I raised some pinching issues that might be our practical realities going on in the English classrooms. I want to share with you our present reality and our possible corrective measures for the improvement of our overall teaching scenario, so that the practicing teachers also have a say in the discourse of teacher professionals; so that they could restore the dignity schools possessed in the past. Whether we realize it or not, we are heading towards a challenging future. Our valued bases of faith and dignity are eroding day by day, leaving none of us untouched. Only our sincere efforts and visionary deeds can help us rescue from this ongoing quicksand of the eroding quality of our education. In such a situation, improvement in English teaching practices can work as a rescue rod.

Now I’d like to share with you a simple strategy that works for the improvement of learning English in our school, i.e., student motivation and teacher’s continued reflection over what went well or not. Student motivation is the drive that clears itself from all the barriers impending in the learning environment. We have the history that our former generations, and probably ourselves, learnt sitting under the direct sun. The buildings, sofas, chairs, videos, computers and lifts are not the causative factors for learning to happen. Rather it is the strong willpower on the part of the learner that works to crumble all the barriers. The English teacher should create such an environment that boosts up a feeling of ‘English Thrust’ in our learners. We need to make our classes pleasant, using simple English- in- English method, supplementing the class with tasks that arrest the interest of the learners (like jokes, tales, poems, puzzles, magazines, debates and presentations). The important factor here is that the students themselves should build up the feeling that ENGLISH IS IMPORTANT, NOT FOR OTHERS, BUT FOR THEMSELVES. Unless such a feeling germinates in the learners, all our efforts go in vain. We may get thinner day- by- day, but at the end of grade ten examinations, our students still remain unable to compose even a small paragraph, unable to speak general ideas, unable to comprehend moderate reading texts and to decipher normal spoken English.

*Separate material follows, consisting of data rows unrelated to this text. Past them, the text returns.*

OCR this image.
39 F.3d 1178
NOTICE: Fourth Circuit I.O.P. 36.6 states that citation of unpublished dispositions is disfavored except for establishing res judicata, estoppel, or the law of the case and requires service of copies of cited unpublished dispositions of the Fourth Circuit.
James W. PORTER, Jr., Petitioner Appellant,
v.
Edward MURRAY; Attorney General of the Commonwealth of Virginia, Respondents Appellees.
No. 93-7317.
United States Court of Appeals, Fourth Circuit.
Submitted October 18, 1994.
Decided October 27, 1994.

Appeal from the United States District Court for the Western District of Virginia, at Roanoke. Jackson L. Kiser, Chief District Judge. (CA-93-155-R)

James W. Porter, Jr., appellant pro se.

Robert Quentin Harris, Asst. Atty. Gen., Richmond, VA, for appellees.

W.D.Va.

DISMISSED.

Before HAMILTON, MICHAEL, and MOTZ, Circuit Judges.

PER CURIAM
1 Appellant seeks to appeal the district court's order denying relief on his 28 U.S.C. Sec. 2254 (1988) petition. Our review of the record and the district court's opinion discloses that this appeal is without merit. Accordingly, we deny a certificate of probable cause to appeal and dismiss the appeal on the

In order to check this, we need to make sure:

–           that we teaching English as a means of communication, or as a subject like Sciences or Social Education;

–          that our students are genuinely motivated to learn being involved in the learning environment

–          that our students feel (not only think) that ability in speaking and writing English is really important in this modern time;

–          that we exposing our learners to English as a language, not  to the tit-bits of English;

–          that we do create situations in which our students feel a necessary requirement to communicate in English in the lively communicational settings;

–          that we have arranged the class in a scheduled form for the exposure of all skills and aspects of language;

–          that we have sufficient language generating materials other than textbooks to assist to our duties, and

–          that we are dedicated, reflective and change oriented all the time.

Once we consider changing the way we teach bit- by- bit, the challenges will turn into opportunities. The students will be proficient and communicative. The teacher will find his/her own face smiling in the beaming lights of the students’ achievement. Then the responsibility of the boatman will be successfully discharged when the passengers go across the river undisturbed and safely.